In Q1, add-ons grew to represent 75.9% of all PE buyouts, up by half a percentage point from the 2023 average. This performance reflects the ongoing interest in smaller, easily financed deals to build a powerhouse company. In keeping with add-on activity, carveouts—often viewed favorably as fodder for platform growth—now make up 12.6% of total PE activity, the highest share since Q2 2016.

Valuation metrics have spent the past two years falling as dealmakers try to find a bottom. Q1, though, saw just the faintest glimmer of a recovery. U.S. EV/EBITDA multiples rose roughly 10% from 2023 (based on disclosed deals) on a trailing twelve-month (TTM) basis to 11.9x, up from 10.6x in 2023. The EV/revenue multiple climbed to 2.1x from its 2.0x level at the end of 2023. Debt and leverage multiples are also showing either decelerating declines or even small recoveries: Debt/EBITDA rose to 5.1x for Q1 from 4.9x in 2023, while debt/EV ratios were basically flat at 45.1%, from 2023’s 45.7%. Both metrics, though, were dramatically lower than the 10-year average: 5.6x for Debt/EBITDA and 55.0% for Debt/EV.
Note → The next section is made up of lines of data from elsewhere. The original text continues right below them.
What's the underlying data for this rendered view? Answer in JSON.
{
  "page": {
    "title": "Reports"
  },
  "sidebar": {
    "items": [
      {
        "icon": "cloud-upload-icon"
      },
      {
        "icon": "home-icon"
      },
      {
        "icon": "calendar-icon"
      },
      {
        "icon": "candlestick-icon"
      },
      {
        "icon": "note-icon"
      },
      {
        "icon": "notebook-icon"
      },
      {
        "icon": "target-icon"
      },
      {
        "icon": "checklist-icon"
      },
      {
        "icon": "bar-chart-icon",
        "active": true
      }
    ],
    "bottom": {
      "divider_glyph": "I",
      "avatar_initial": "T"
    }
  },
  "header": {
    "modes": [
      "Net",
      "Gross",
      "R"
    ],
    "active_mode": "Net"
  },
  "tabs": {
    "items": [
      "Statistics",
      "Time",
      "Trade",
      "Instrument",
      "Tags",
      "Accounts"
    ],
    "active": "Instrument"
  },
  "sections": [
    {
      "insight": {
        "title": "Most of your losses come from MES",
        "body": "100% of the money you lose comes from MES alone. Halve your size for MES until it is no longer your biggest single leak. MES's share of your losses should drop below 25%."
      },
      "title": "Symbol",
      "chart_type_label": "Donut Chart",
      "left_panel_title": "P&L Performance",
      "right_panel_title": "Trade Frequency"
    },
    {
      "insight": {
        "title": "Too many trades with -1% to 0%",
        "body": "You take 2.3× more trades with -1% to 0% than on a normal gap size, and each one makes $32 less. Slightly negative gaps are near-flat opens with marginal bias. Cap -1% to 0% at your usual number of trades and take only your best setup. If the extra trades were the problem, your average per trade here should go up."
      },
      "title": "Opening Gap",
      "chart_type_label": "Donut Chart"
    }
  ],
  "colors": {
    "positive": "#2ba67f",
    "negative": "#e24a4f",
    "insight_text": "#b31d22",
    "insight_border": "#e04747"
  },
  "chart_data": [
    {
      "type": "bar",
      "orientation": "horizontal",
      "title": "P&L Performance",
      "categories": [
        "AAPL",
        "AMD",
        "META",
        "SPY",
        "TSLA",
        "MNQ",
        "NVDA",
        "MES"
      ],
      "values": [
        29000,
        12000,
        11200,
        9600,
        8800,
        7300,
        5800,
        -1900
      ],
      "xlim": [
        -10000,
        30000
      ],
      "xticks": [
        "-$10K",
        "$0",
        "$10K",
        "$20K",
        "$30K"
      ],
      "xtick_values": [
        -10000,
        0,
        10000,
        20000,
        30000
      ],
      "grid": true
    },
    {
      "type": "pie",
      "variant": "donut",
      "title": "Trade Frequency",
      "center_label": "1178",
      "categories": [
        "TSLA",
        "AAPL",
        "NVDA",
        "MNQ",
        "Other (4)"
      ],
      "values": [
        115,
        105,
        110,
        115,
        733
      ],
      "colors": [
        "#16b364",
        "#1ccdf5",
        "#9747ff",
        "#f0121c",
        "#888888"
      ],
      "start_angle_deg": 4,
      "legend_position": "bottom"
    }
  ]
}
What’s next for Q2 and beyond?

The good news in Q1 2024 has been that the rate of decline has slowed. But to reverse it, the industry needs to create more value in its companies and develop new approaches to generating liquidity. In Bain’s words, it needs to get unstuck.

Academic research has shown that PE firms must create value in times of high-interest rates rather than relying on the easier route of “riding the multiple.” In difficult times, PE firms support their companies in expanding their market share by acquiring competitors—but success requires active intervention. None of this is easy, but it’s how PE earns its fees.

PE existed and thrived in an era of non-negative interest rates. It needs to reorient itself to succeed in the current environment because it’s clear that the days of zero interest will not return anytime soon.